Promoting Surface Reconstruction with a Tip-Enhanced Local Field and Electronic Interaction for Efficient Oxygen Evolution Reaction

The rational regulation of the surface reconstruction in transition-metal-based electrocatalysts to optimize the catalytic performance for the oxygen evolution reaction (OER) is increasingly important yet remains challenging. Herein, we develop a strategy of the electronic interaction and tip-enhanced local field to synergistically tune the surface reconstruction. As a demonstration, a heterostructure catalyst comprising an FeCo 2 S 4 hollow nanoneedle decorated with MoO 3 nanoparticles (MoO 3 @FeCo 2 S 4 ) at the tip is constructed.

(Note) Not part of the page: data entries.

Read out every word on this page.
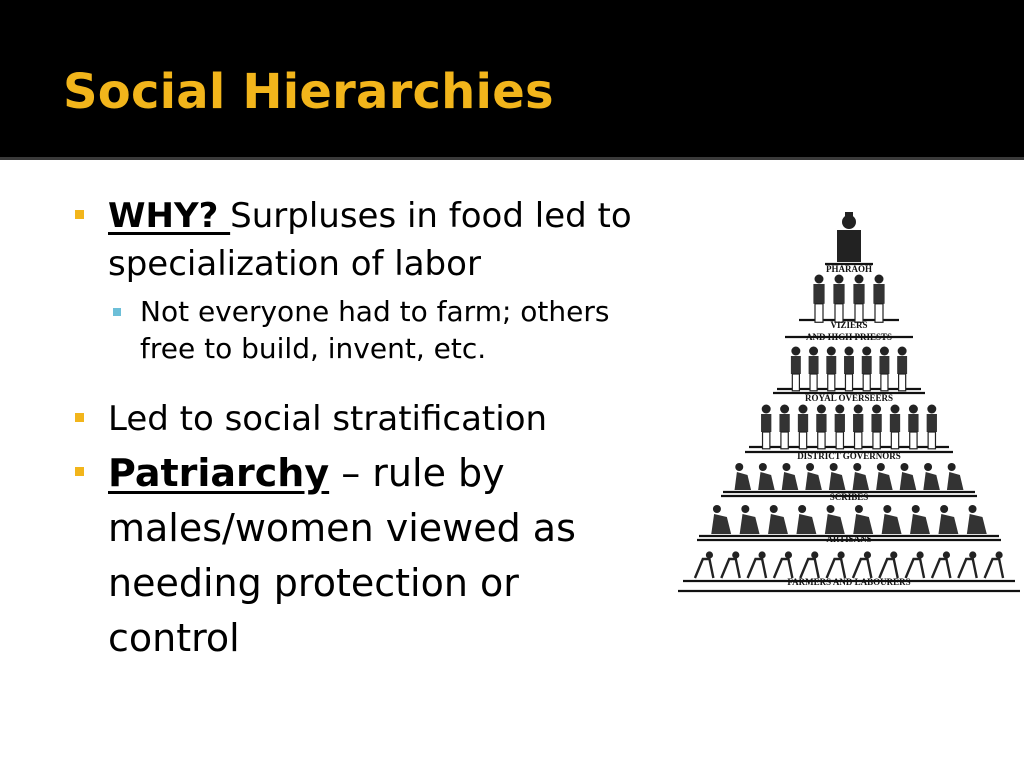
Social Hierarchies

WHY? Surpluses in food led to specialization of labor

Not everyone had to farm; others free to build, invent, etc.

Led to social stratification

Patriarchy – rule by males/women viewed as needing protection or control

PHARAOH
VIZIERS
AND HIGH PRIESTS
ROYAL OVERSEERS
DISTRICT GOVERNORS
SCRIBES
ARTISANS
FARMERS AND LABOURERS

The combined theoretical and in situ X-ray absorption investigations indicate that the abundant Co–O–Mo motifs at the interface improve the electron transfer, facilitating the surface reconstruction into Co(Fe)OOH-MoO 3 . Meanwhile, the sharp tip of the hollow nanoneedles enhances the local electric field and increases the pH near the tip to promote the formation of active CoOOH. Accordingly, the as-constructed MoO 3 @FeCo 2 S 4 shows a low overpotential of 277 mV at a current density of 100 mA cm –2 during the alkaline OER and maintains stable operation at 200 mA cm –2 for 100 h. This work not only provides insights for the rational regulation of surface reconstruction but also highlights the important integration of the electronic interaction with a local environment to design advanced transition-metal-based catalysts.